Du haut de la King

Le fou du village

«I wish this summer / was like last summer», hurle dans mes oreilles Paul Saulnier, le mastodonte-chanteur du duo canadien PS I Love You, et je marche rue Wellington, direction stand à taxis. Je reviens d’un concert au Granada, du cinoche ou d’une microbrasserie. Goûtez cette merveilleuse soirée comme une autre à Sherbrooke: des adolescentes pépient devant la pizzeria à 1$, un chansonnier se dépatouille sans doute avec le classique d’Eric Clapton qu’un client sur-enthousiaste vient de lui réclamer sur une terrasse bondée, des foodies en goguette sortent des restaurants la panse pleine.
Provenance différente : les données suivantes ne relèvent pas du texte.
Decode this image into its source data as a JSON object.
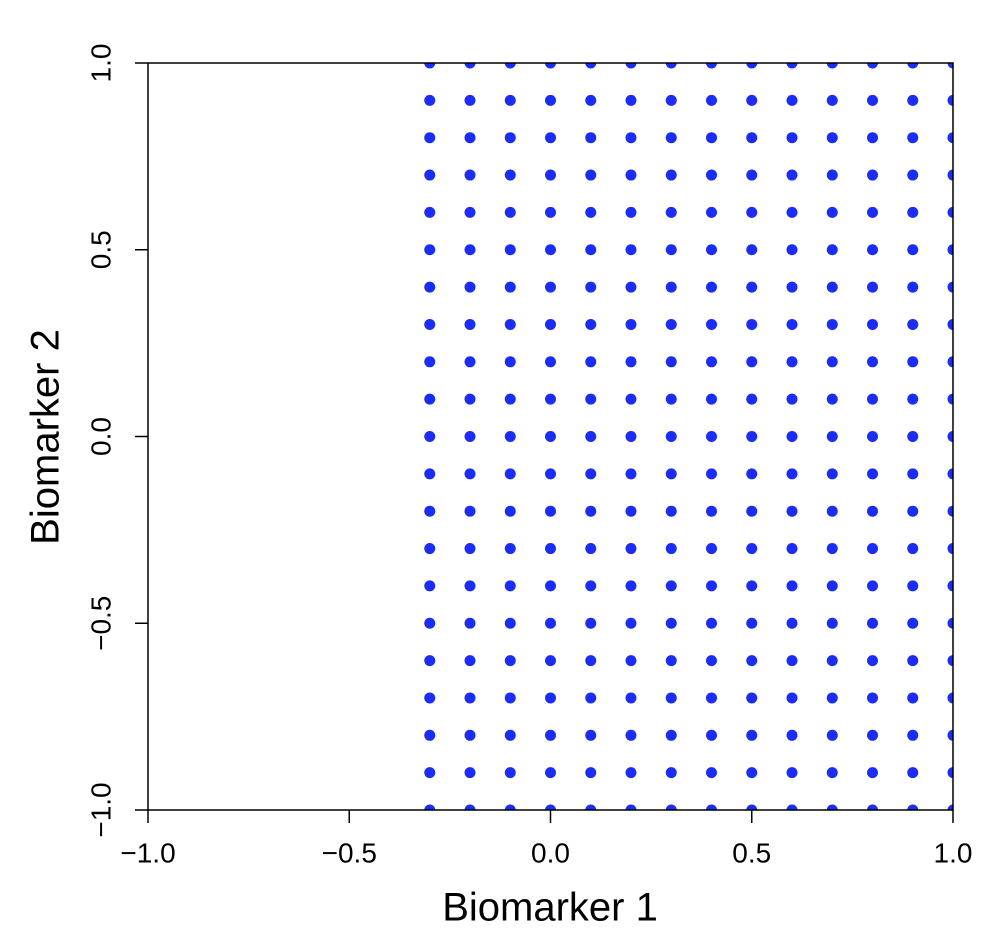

C’est un bourdonnement urbain qui, si vous lui accordez l’attention qu’il réclame, se décomposera en des milliers de paroles distinctes. Alors là, vous entendrez les Estriens rêver à l’été de toutes les folies qui s’étale devant eux. Ça parlera de road trips à l’improviste, de fêtes du lac, de grandes bouffes jusqu’à l’aurore.

Mais moi, pour bien isoler chacune de ces voix, je dois d’abord faire taire Paul-le-mélancolique qui a noyauté mon esprit avec son souhait que cet été soit à l’image du précédent, un tyrannique ver d’oreille. «I wish this summer / was like last summer», répète-t-il en boucle entre mes deux oreilles, bien après que j’ai éteint mon iPod.

Poussé dans mes derniers retranchements, je n’ai d’autre choix que de lui répliquer, à voix haute, que l’été qui se profile à l’horizon est l’été de tous les possibles. «Reviens-en, Paul, de l’été dernier», que je vocifère dans le vide face aux mines ahuries des passants qui m’élisent dare-dare nouveau fou du village, avant que ma parole ne se transforme en une logorrhée d’où sourdent les mots «Lisa LeBlanc à Sherblues», «lackofsleep au Shazam Fest», «Concerts de la Cité», «Kid Koala au Festival Owl’s Head». À l’humeur lugubre de Saulnier, j’oppose cet aperçu confus, quoique résolu, de mon agenda estival. Des concerts qui, je le sais, me donneront la grisante impression d’être en vie.

Calmé, je m’engouffre dans un taxi. Sans se retourner, le chauffeur lève l’index: «Attends deux secondes.» Dépliée sur son volant repose une récente édition de Voir Estrie. «C’est triste que ce soit sa dernière chronique, il était bien ce mec», qu’il finit par me lancer en refermant le journal, avant de mettre le moteur en marche. Le mec dont il parle, c’est Matthieu Petit, mon ex-rédacteur en chef, un ami à qui je dois tant. Il est encore bien ce mec, me dis-je à part moi. J’irai, je l’espère, voir quelques concerts avec lui cet été.